Comment author: TheDude 31 May 2013 08:13:23PM 0 points [-]

(I'm arrogantly/wisely staying neutral on the question of whether or not it is at all useful to in any way engage with the sort of people whose project proposals can be validly argued against using squish djinn analogies)

(jokes often work by deliberately being understood in different ways at different times by the same listener (the end of the joke deliberately changes the interpretation of the beginning of the joke (in a way that makes fun of someone)). In this case the meaning of the beginning of the joke is not one thing or the other thing. The listener is not first failing to understand what was said and then, after hearing the end, succeeding to understand it. The speaker is intending the listener to understand the first meaning until reaching the end, so the listener is not "first failing to encode the transmission". There is no inherently true meaning of the beginning of the joke, no inherently true person that this speaker is actually truly referring to. Just a speaker that intends to achieve certain effects on an audience by saying things (and if the speaker is successful, then at the beginning of the joke the listener infers a different meaning from what it infers after hearing the end of the joke).
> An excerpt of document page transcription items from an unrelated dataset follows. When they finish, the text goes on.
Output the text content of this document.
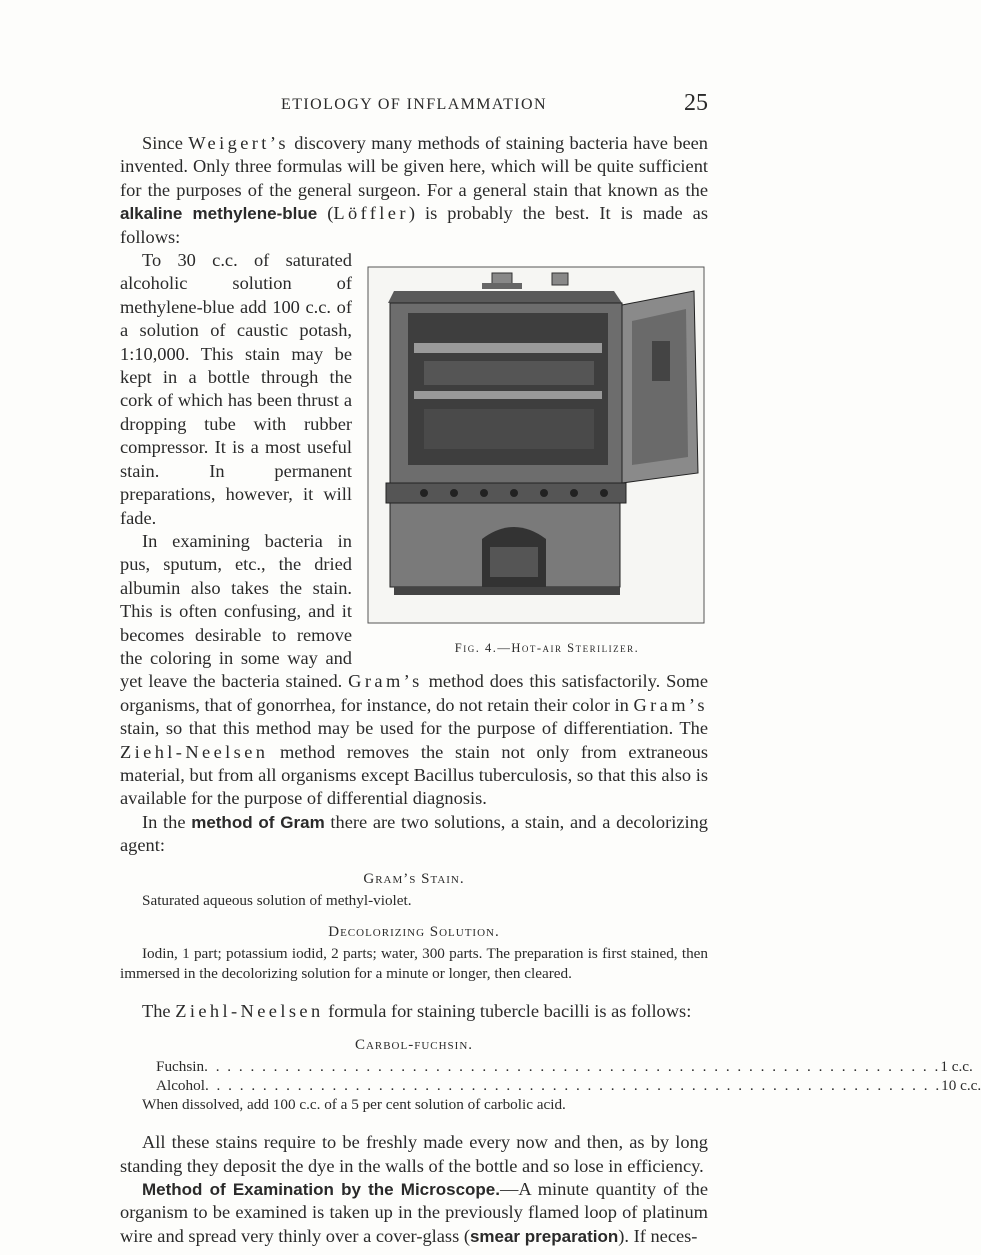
ETIOLOGY OF INFLAMMATION	25

Since Weigert’s discovery many methods of staining bacteria have been invented. Only three formulas will be given here, which will be quite sufficient for the purposes of the general surgeon. For a general stain that known as the alkaline methylene-blue (Löffler) is probably the best. It is made as follows:

Fig. 4.—Hot-air Sterilizer.
To 30 c.c. of saturated alcoholic solution of methylene-blue add 100 c.c. of a solution of caustic potash, 1:10,000. This stain may be kept in a bottle through the cork of which has been thrust a dropping tube with rubber compressor. It is a most useful stain. In permanent preparations, however, it will fade.

In examining bacteria in pus, sputum, etc., the dried albumin also takes the stain. This is often confusing, and it becomes desirable to remove the coloring in some way and yet leave the bacteria stained. Gram’s method does this satisfactorily. Some organisms, that of gonorrhea, for instance, do not retain their color in Gram’s stain, so that this method may be used for the purpose of differentiation. The Ziehl-Neelsen method removes the stain not only from extraneous material, but from all organisms except Bacillus tuberculosis, so that this also is available for the purpose of differential diagnosis.

In the method of Gram there are two solutions, a stain, and a decolorizing agent:

Gram’s Stain.

Saturated aqueous solution of methyl-violet.

Decolorizing Solution.

Iodin, 1 part; potassium iodid, 2 parts; water, 300 parts. The preparation is first stained, then immersed in the decolorizing solution for a minute or longer, then cleared.

The Ziehl-Neelsen formula for staining tubercle bacilli is as follows:

Carbol-fuchsin.
Fuchsin . . . . . . . . . . . . . . . . . . . . . . . . . . . . . . . . . . . . . . . . . . . . . . . . . . . . . . . . . . . . . . . . 1 c.c.
Alcohol . . . . . . . . . . . . . . . . . . . . . . . . . . . . . . . . . . . . . . . . . . . . . . . . . . . . . . . . . . . . . . . . 10 c.c.

When dissolved, add 100 c.c. of a 5 per cent solution of carbolic acid.

All these stains require to be freshly made every now and then, as by long standing they deposit the dye in the walls of the bottle and so lose in efficiency.

Method of Examination by the Microscope.—A minute quantity of the organism to be examined is taken up in the previously flamed loop of platinum wire and spread very thinly over a cover-glass (smear preparation). If neces-
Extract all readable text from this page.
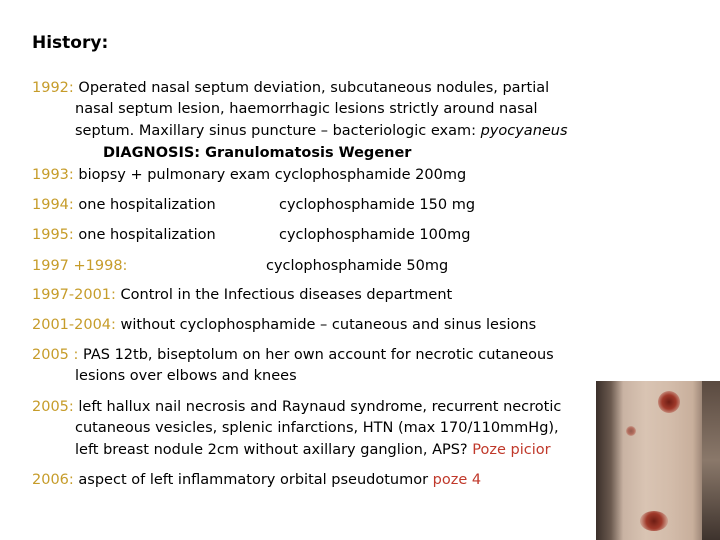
History:
1992: Operated nasal septum deviation, subcutaneous nodules, partial
nasal septum lesion, haemorrhagic lesions strictly around nasal
septum. Maxillary sinus puncture – bacteriologic exam: pyocyaneus
DIAGNOSIS: Granulomatosis Wegener
1993: biopsy + pulmonary exam cyclophosphamide 200mg
1994: one hospitalization	cyclophosphamide 150 mg
1995: one hospitalization	cyclophosphamide 100mg
1997 +1998:	cyclophosphamide 50mg
1997-2001: Control in the Infectious diseases department
2001-2004: without cyclophosphamide – cutaneous and sinus lesions
2005 : PAS 12tb, biseptolum on her own account for necrotic cutaneous
lesions over elbows and knees
2005: left hallux nail necrosis and Raynaud syndrome, recurrent necrotic
cutaneous vesicles, splenic infarctions, HTN (max 170/110mmHg),
left breast nodule 2cm without axillary ganglion, APS? Poze picior
2006: aspect of left inflammatory orbital pseudotumor poze 4
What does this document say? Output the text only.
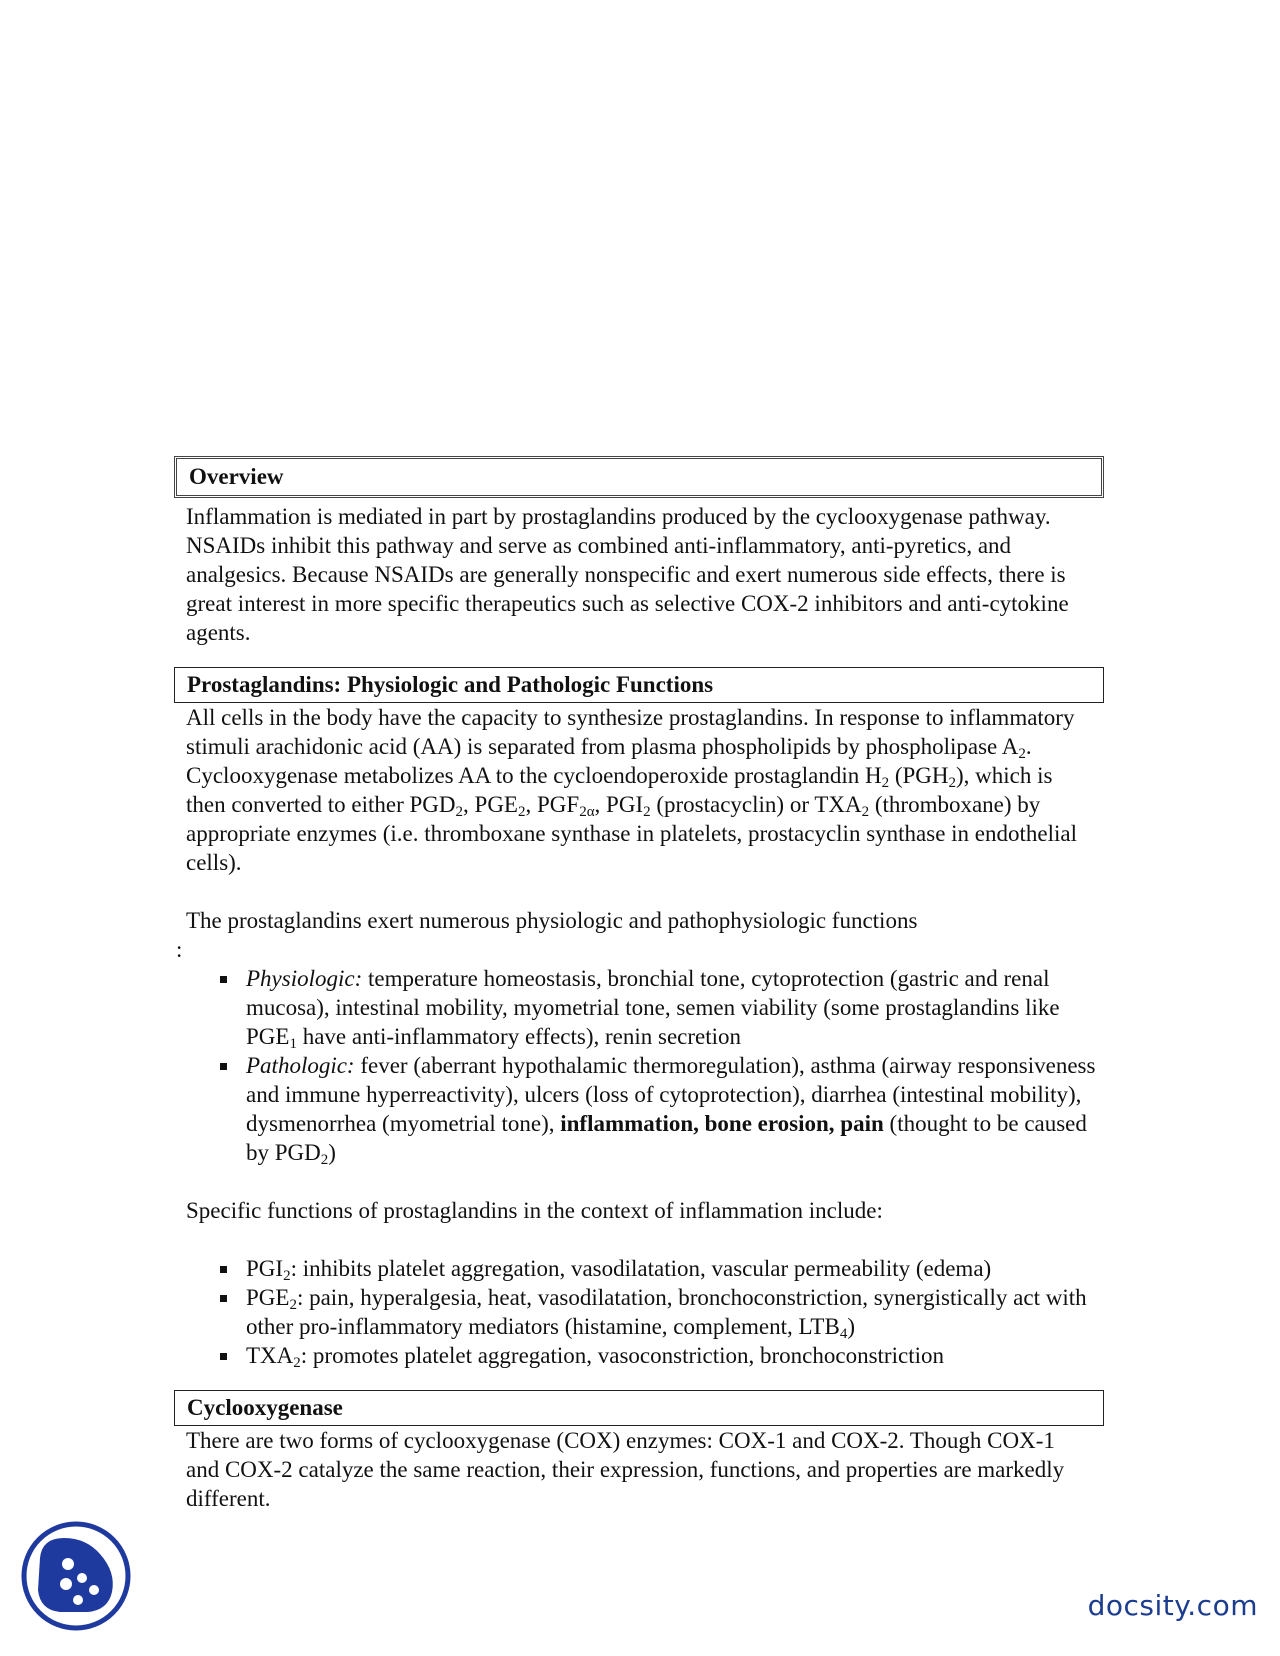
Overview

Inflammation is mediated in part by prostaglandins produced by the cyclooxygenase pathway. NSAIDs inhibit this pathway and serve as combined anti-inflammatory, anti-pyretics, and analgesics. Because NSAIDs are generally nonspecific and exert numerous side effects, there is great interest in more specific therapeutics such as selective COX-2 inhibitors and anti-cytokine agents.

Prostaglandins: Physiologic and Pathologic Functions

All cells in the body have the capacity to synthesize prostaglandins. In response to inflammatory stimuli arachidonic acid (AA) is separated from plasma phospholipids by phospholipase $A_2$. Cyclooxygenase metabolizes AA to the cycloendoperoxide prostaglandin $H_2$ $(PGH_2)$, which is then converted to either $PGD_2$, $PGE_2$, $PGF_{2\alpha}$, $PGI_2$ (prostacyclin) or $TXA_2$ (thromboxane) by appropriate enzymes (i.e. thromboxane synthase in platelets, prostacyclin synthase in endothelial cells).

The prostaglandins exert numerous physiologic and pathophysiologic functions

:

Physiologic: temperature homeostasis, bronchial tone, cytoprotection (gastric and renal mucosa), intestinal mobility, myometrial tone, semen viability (some prostaglandins like $PGE_1$ have anti-inflammatory effects), renin secretion
Pathologic: fever (aberrant hypothalamic thermoregulation), asthma (airway responsiveness and immune hyperreactivity), ulcers (loss of cytoprotection), diarrhea (intestinal mobility), dysmenorrhea (myometrial tone), inflammation, bone erosion, pain (thought to be caused by $PGD_2$)

Specific functions of prostaglandins in the context of inflammation include:

$PGI_2$: inhibits platelet aggregation, vasodilatation, vascular permeability (edema)
$PGE_2$: pain, hyperalgesia, heat, vasodilatation, bronchoconstriction, synergistically act with other pro-inflammatory mediators (histamine, complement, $LTB_4$)
$TXA_2$: promotes platelet aggregation, vasoconstriction, bronchoconstriction
Cyclooxygenase

There are two forms of cyclooxygenase (COX) enzymes: COX-1 and COX-2. Though COX-1 and COX-2 catalyze the same reaction, their expression, functions, and properties are markedly different.

docsity.com
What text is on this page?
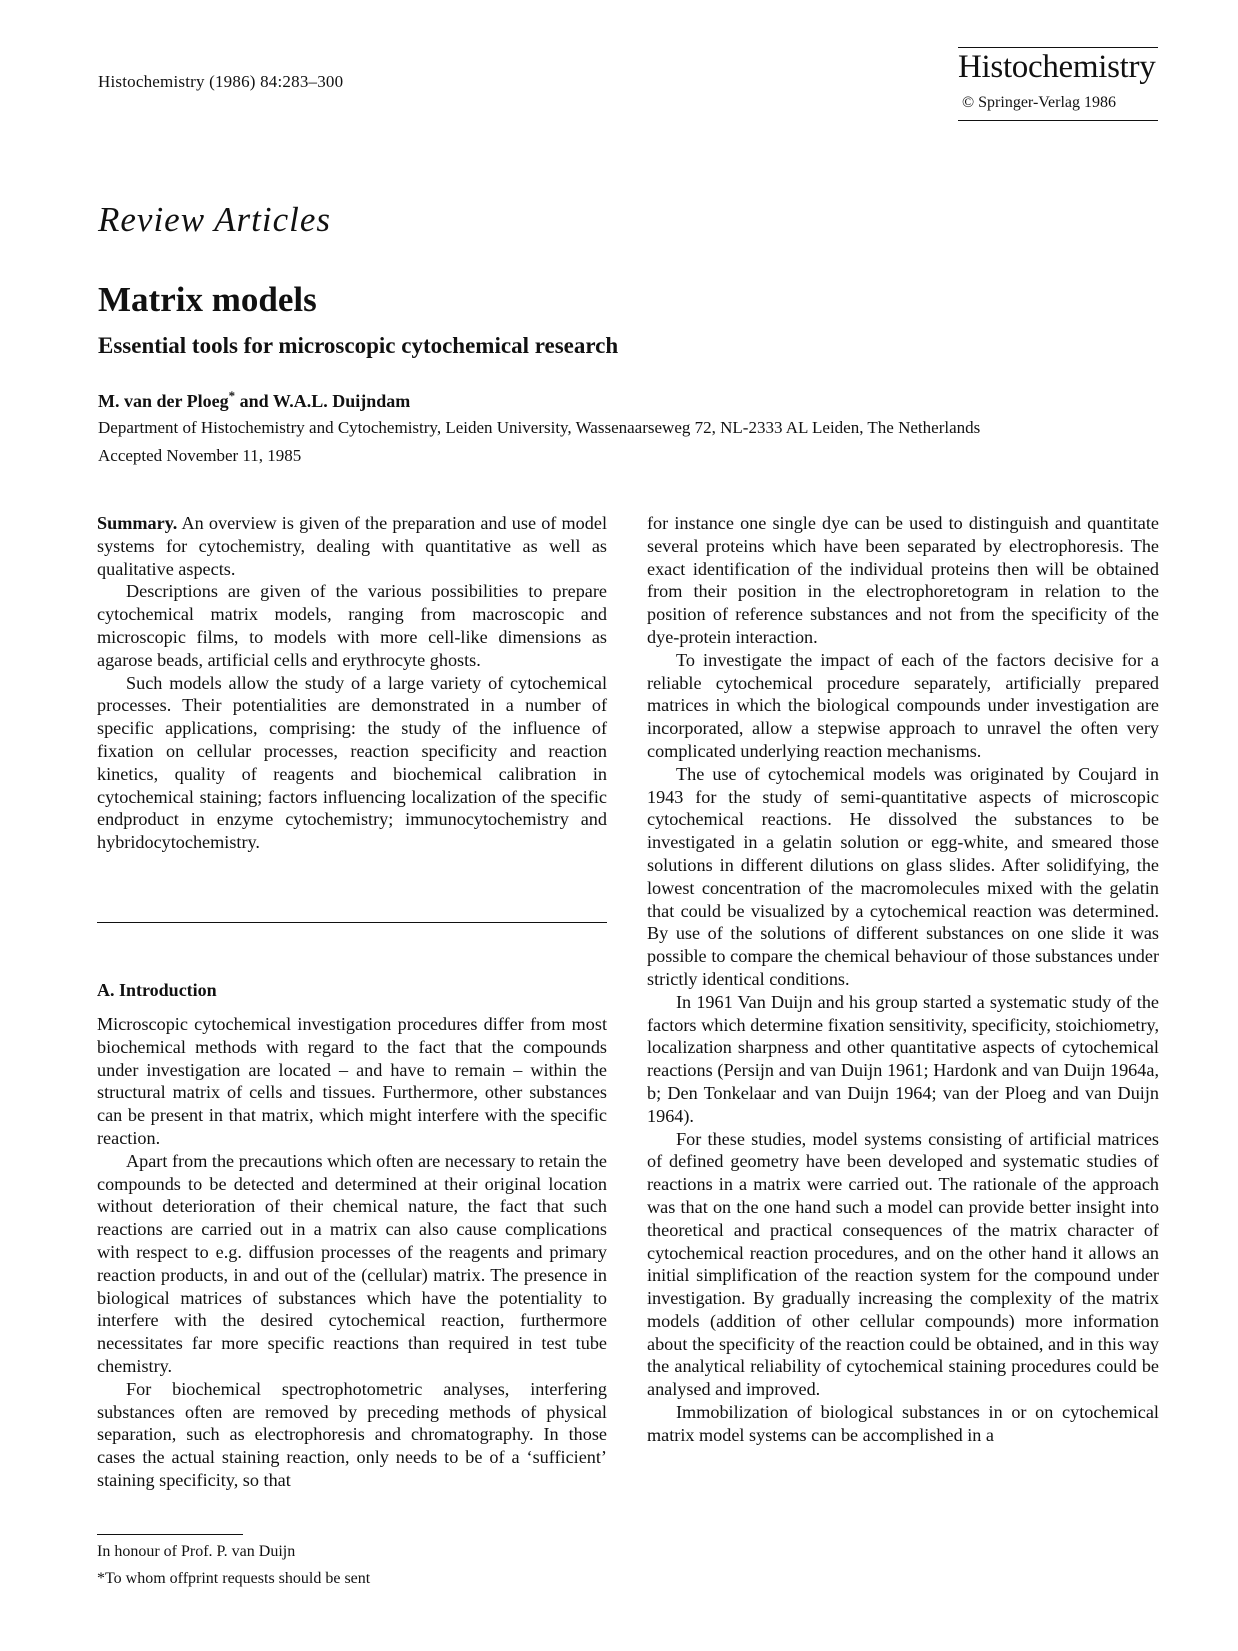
Histochemistry (1986) 84:283–300	Histochemistry
© Springer-Verlag 1986
Review Articles
Matrix models
Essential tools for microscopic cytochemical research
M. van der Ploeg* and W.A.L. Duijndam
Department of Histochemistry and Cytochemistry, Leiden University, Wassenaarseweg 72, NL-2333 AL Leiden, The Netherlands
Accepted November 11, 1985

Summary. An overview is given of the preparation and use of model systems for cytochemistry, dealing with quantitative as well as qualitative aspects.

Descriptions are given of the various possibilities to prepare cytochemical matrix models, ranging from macroscopic and microscopic films, to models with more cell-like dimensions as agarose beads, artificial cells and erythrocyte ghosts.

Such models allow the study of a large variety of cytochemical processes. Their potentialities are demonstrated in a number of specific applications, comprising: the study of the influence of fixation on cellular processes, reaction specificity and reaction kinetics, quality of reagents and biochemical calibration in cytochemical staining; factors influencing localization of the specific endproduct in enzyme cytochemistry; immunocytochemistry and hybridocytochemistry.

A. Introduction

Microscopic cytochemical investigation procedures differ from most biochemical methods with regard to the fact that the compounds under investigation are located – and have to remain – within the structural matrix of cells and tissues. Furthermore, other substances can be present in that matrix, which might interfere with the specific reaction.

Apart from the precautions which often are necessary to retain the compounds to be detected and determined at their original location without deterioration of their chemical nature, the fact that such reactions are carried out in a matrix can also cause complications with respect to e.g. diffusion processes of the reagents and primary reaction products, in and out of the (cellular) matrix. The presence in biological matrices of substances which have the potentiality to interfere with the desired cytochemical reaction, furthermore necessitates far more specific reactions than required in test tube chemistry.

For biochemical spectrophotometric analyses, interfering substances often are removed by preceding methods of physical separation, such as electrophoresis and chromatography. In those cases the actual staining reaction, only needs to be of a ‘sufficient’ staining specificity, so that

for instance one single dye can be used to distinguish and quantitate several proteins which have been separated by electrophoresis. The exact identification of the individual proteins then will be obtained from their position in the electrophoretogram in relation to the position of reference substances and not from the specificity of the dye-protein interaction.

To investigate the impact of each of the factors decisive for a reliable cytochemical procedure separately, artificially prepared matrices in which the biological compounds under investigation are incorporated, allow a stepwise approach to unravel the often very complicated underlying reaction mechanisms.

The use of cytochemical models was originated by Coujard in 1943 for the study of semi-quantitative aspects of microscopic cytochemical reactions. He dissolved the substances to be investigated in a gelatin solution or egg-white, and smeared those solutions in different dilutions on glass slides. After solidifying, the lowest concentration of the macromolecules mixed with the gelatin that could be visualized by a cytochemical reaction was determined. By use of the solutions of different substances on one slide it was possible to compare the chemical behaviour of those substances under strictly identical conditions.

In 1961 Van Duijn and his group started a systematic study of the factors which determine fixation sensitivity, specificity, stoichiometry, localization sharpness and other quantitative aspects of cytochemical reactions (Persijn and van Duijn 1961; Hardonk and van Duijn 1964a, b; Den Tonkelaar and van Duijn 1964; van der Ploeg and van Duijn 1964).

For these studies, model systems consisting of artificial matrices of defined geometry have been developed and systematic studies of reactions in a matrix were carried out. The rationale of the approach was that on the one hand such a model can provide better insight into theoretical and practical consequences of the matrix character of cytochemical reaction procedures, and on the other hand it allows an initial simplification of the reaction system for the compound under investigation. By gradually increasing the complexity of the matrix models (addition of other cellular compounds) more information about the specificity of the reaction could be obtained, and in this way the analytical reliability of cytochemical staining procedures could be analysed and improved.

Immobilization of biological substances in or on cytochemical matrix model systems can be accomplished in a

In honour of Prof. P. van Duijn
*To whom offprint requests should be sent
One way to illuminate the concepts discussed above would be to write: "on a somewhat related note, I once considered creating the username "New_Willsome" and to start posting things that sounded like you (for the purpose of demonstrating that if you counter a ban by using sock puppets, you loose your ability to stop people from speaking in your name (I was considering the options of actually acting like I think you would have acted, and the option of including subtle distortions to what I think you would have said, and the option of doing my best to give better explanations of the concepts that you talk about)). But then a bunch of usernames similar to yours showed up and were met with hostility, and I was in a hurry, and drunk, and bat shit crazy, and God told me not to do it, and I was busy writing fanfic, so I decided not to do it (the last sentence is jokingly false. I was not actually in a hurry ... :) ... )")